Zu den realistischeren Rezepten, die direkt Lust aufs Experimentieren/Kochen machen gehören z.B.:
- Champagne Gin Fizz - ein in der Flasche fermentiereter Gin Fizz
- Aviatrix - eine Aviation-Variante mit selbstgemachtem echten(!) Veilchenlikör
- Isoamyl Acetate Old Fashioned - Old-Fashioned-Variation mit selbstgemachtem Banan-Sirup und Walnuss-Bitter
- Maillard Tai - eine Mai-Tai-Variante mit selbstgemachtem Orgeat und gedörter, sowie flambierter Ananans
Fazit
Ein Einsteiger bekommt mit diesem Buch 32 klassische Cocktailrezepte, schöne Bilder und eine paar interessante Fakten zu den Themen: Cocktails mit Eis kühlen, Säuren und das Zusammenspiel unterschiedlicher Geschmackskomponenten.
Ein Cocktailnerd bekommt eine Sammlung von Fun-Facts, viele Anregungen für Zubereitungstechniken.
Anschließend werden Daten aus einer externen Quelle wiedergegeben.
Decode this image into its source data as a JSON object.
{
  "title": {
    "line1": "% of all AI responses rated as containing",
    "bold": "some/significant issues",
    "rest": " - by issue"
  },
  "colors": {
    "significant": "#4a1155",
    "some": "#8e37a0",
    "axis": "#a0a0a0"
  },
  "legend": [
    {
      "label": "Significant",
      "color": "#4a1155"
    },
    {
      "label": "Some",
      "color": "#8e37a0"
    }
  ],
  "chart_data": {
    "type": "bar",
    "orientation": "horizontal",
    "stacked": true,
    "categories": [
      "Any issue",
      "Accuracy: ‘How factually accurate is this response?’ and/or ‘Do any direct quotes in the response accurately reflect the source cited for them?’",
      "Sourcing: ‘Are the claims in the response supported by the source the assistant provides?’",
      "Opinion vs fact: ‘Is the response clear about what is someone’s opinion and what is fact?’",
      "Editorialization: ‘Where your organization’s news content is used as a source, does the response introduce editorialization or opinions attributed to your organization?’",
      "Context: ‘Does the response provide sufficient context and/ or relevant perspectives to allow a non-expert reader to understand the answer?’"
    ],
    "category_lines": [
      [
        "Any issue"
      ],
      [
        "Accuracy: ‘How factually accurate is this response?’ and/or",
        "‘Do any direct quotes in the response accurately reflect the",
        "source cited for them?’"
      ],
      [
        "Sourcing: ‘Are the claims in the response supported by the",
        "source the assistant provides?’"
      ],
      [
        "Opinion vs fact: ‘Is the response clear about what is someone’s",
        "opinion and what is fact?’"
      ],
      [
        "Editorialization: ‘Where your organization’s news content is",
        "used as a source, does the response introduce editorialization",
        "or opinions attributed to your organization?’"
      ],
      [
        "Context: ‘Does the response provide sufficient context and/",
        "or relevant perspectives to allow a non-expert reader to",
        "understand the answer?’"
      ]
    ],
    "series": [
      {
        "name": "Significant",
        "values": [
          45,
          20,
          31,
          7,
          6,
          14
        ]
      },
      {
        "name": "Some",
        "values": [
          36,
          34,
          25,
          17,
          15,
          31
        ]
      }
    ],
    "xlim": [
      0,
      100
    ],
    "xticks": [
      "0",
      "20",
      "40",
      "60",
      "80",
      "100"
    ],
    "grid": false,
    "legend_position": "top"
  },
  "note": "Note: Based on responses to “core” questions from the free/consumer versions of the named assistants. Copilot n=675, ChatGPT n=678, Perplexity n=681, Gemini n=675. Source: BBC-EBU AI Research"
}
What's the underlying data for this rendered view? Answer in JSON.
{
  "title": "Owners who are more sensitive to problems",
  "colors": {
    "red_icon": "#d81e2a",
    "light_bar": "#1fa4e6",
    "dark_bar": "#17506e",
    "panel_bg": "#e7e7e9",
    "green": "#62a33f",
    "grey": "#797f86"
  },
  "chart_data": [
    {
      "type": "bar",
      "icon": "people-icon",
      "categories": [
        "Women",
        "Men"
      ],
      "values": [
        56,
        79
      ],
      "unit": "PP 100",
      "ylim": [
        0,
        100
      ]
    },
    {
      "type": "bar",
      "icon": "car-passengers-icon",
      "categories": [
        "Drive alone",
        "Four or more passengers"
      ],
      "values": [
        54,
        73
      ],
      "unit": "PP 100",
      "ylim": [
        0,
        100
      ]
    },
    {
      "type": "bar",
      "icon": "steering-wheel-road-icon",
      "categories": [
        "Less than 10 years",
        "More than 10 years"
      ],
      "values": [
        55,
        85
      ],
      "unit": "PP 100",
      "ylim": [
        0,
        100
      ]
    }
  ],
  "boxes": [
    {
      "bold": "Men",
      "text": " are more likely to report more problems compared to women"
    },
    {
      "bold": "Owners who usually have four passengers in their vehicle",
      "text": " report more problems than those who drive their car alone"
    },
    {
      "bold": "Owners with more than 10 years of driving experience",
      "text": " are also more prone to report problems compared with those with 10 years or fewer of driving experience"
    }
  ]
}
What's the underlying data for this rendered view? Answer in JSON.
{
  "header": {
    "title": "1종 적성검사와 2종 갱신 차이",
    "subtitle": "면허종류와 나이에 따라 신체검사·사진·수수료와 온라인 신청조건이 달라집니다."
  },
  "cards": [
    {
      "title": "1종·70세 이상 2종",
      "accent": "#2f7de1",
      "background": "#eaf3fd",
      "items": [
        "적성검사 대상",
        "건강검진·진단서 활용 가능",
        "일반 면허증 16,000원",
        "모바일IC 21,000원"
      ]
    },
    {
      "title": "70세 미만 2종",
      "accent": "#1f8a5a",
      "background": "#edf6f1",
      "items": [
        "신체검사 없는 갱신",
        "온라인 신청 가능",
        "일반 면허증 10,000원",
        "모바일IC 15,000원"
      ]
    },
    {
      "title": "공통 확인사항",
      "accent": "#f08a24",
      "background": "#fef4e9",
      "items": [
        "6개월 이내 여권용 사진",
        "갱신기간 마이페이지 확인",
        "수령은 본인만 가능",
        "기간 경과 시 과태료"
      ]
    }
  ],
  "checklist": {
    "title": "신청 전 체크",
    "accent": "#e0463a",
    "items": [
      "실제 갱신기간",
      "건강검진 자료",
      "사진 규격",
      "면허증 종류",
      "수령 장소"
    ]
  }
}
Und ca. 15 Challenges zum nachkochen.
Für den niedrigen Preis kann man hier sicherlich nichts falsch machen, auch wenn man als fortgeschrittener Connoisseur in dem Buch keine neuen Rezepte, zum schnell mal ausprobieren, finden wird. Es ließt sich allemal unterhaltsam.
Wer nur an dem Technik-Teil interessiert ist und weder die klassischen noch die fancy Rezepte braucht, kann sich aber auch direkt den aktuelleren zweiten Band kaufen und kann sich den ersten Band sparen.